With Mufti now handing over her resignation and no other contender for government formation, Governor’s rule was inevitable in the state. While this may help step up security operations, the nature of militancy has changed in last few years with nationalism being replaced by a growing Islamist identity. A report, for Different Truths.

Last week, Jammu and Kashmir have been placed under Governor’s rule for a record 8th time. On March 25, 1977, for the first time, Governor’s rule was imposed on the state after the Congress withdrew support to Sheikh Abdulla’s National Conference government, which came to power following an accord with Indira Gandhi in 1975; Abdulla returned to power after polls. Governor’s rule lasted for 105 days after which Sheikh returned to power. The longest period J&K was put under governor’s rule—three years—was on January 19, 1990. The rule started after Farooq Abdullah resigned over the appointment of Jagmohan as governor, during a spike in militancy. National Conference was returned to power after 1996 polls.

What was the experience of Governor’s rule? Kashmir specialists say the repeated governor rules were not happy event even though law and order had improved. The militancy, however, rose steadily though somewhat slowly, during Governor’s rule.

The Present Governor’s rule is altogether for a different reason. The BJP’s decision to exit the ruling alliance with PDP may not be as abrupt as it seems to be. At first sight, it is puzzling that the BJP should pull the plug on a government of which it was proud to be part—this was the first time, after all, that the party had occupied the seat of power in a state that appeared close to it before 2014. The government still had more than two years left for its six-year term. The BJP has said it has become “untenable” for it to continue in partnership as the twin objective of peace and development, was nowhere near being achieved, and lamented the erosion of fundamental rights such as free speech and right to life. That is a poor argument, given that its government at the centre, has decided for the better part of the last three years that the way forward in Kashmir was the muscular force despite entreaties by PDP to open dialogue with stakeholders.
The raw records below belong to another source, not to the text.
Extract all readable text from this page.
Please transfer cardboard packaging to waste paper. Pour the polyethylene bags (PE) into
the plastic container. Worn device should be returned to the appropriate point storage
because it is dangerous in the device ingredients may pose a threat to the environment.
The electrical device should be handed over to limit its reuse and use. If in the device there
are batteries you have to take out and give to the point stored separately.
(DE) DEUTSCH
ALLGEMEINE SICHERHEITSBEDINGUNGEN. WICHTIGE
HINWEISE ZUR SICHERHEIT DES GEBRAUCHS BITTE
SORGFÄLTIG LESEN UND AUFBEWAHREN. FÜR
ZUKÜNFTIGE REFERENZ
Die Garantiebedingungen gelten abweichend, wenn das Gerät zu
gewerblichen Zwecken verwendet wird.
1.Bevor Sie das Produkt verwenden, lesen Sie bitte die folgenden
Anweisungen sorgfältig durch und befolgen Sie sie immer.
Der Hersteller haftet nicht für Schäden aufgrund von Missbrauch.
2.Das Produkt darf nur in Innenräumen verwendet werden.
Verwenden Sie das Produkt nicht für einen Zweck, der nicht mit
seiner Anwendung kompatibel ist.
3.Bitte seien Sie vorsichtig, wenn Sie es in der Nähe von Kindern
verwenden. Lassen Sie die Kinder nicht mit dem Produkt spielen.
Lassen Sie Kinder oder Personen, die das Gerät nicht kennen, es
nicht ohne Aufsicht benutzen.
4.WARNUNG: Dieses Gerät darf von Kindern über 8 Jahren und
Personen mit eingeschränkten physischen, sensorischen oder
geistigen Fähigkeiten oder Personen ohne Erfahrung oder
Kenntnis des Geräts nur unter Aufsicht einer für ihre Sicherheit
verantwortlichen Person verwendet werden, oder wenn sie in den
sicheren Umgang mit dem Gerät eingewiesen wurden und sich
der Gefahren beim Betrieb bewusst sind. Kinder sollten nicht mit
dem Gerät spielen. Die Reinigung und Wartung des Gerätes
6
The alliance, which lasted for three years, was marked by contradictions right from the beginning. Nonetheless, the coming together of parties seen as hard-line Hindu nationalist and soft on separatists respectively was touted as both a practical recognition of ground realities and a bid to provide stable government after assembly poll threw up a fractured mandate. But the optimism faded fast after Mufti Mohammed Sayeed’s death, and polarization further deepened.

While BJP favoured a muscular security approach towards militancy and shunned the separatists, PDP wanted a different political approach but was constrained by compulsion of an alliance. Kashmir valley drifted further from Jammu. Fissures really widened with militant Burhan Wan’s funeral, which was followed by a period of daily protests, crippling the normalcy in Kashmir. Things took a different turn for the worse after the Kathua gang rape and murder of a Muslim girl earlier this year where some state BJP leaders were seen to be supporting the accuse. But the last straw was disagreement over continuing Ramzan ceasefire. This was Mufti’s peace initiative but the centre decided to end it citing deteriorating law and order, especially after journalist Shujat Bukhari’ assassination in Srinagar.

With Mufti now handing over her resignation and no other contender for government formation, Governor’s rule was inevitable in the state. While this may help step up security operations, the nature of militancy has changed in last few years with nationalism being replaced by a growing Islamist identity. Plus, there are reports that Pakistan is willing to draw support from terrorists in Kashmir.

Politically, it’s clear that the BJP is looking at the 2019 Lok Sabha elections where it would like to contest on nationalist, pro-Hindu plank. The alliance with PDP simply did not gel with this. It could tell voters that it tried its best in J&K. but needed a bigger mandate to deliver results. And, PDP could try to blame all the government failures on its former ally. It’s possible that J&K assembly polls will be held along with general elections. But a prolonged period of Governor’s rule would be a bad call as the state desperately needs a functional government.

Mufti, who resigned as soon as BJP announced its pull out, and made clear that the party would not form the government with another ally, continues to defend the alliance as one founded with a great vision. Indeed, it was, and briefly, it sparked hope that ideological enemies could work together to bring positive change in J&K. it would be no exaggeration to say that the experiment failed because politics and ideology finally trumped vision and that it has left the state worse, and more communally polarized, than before.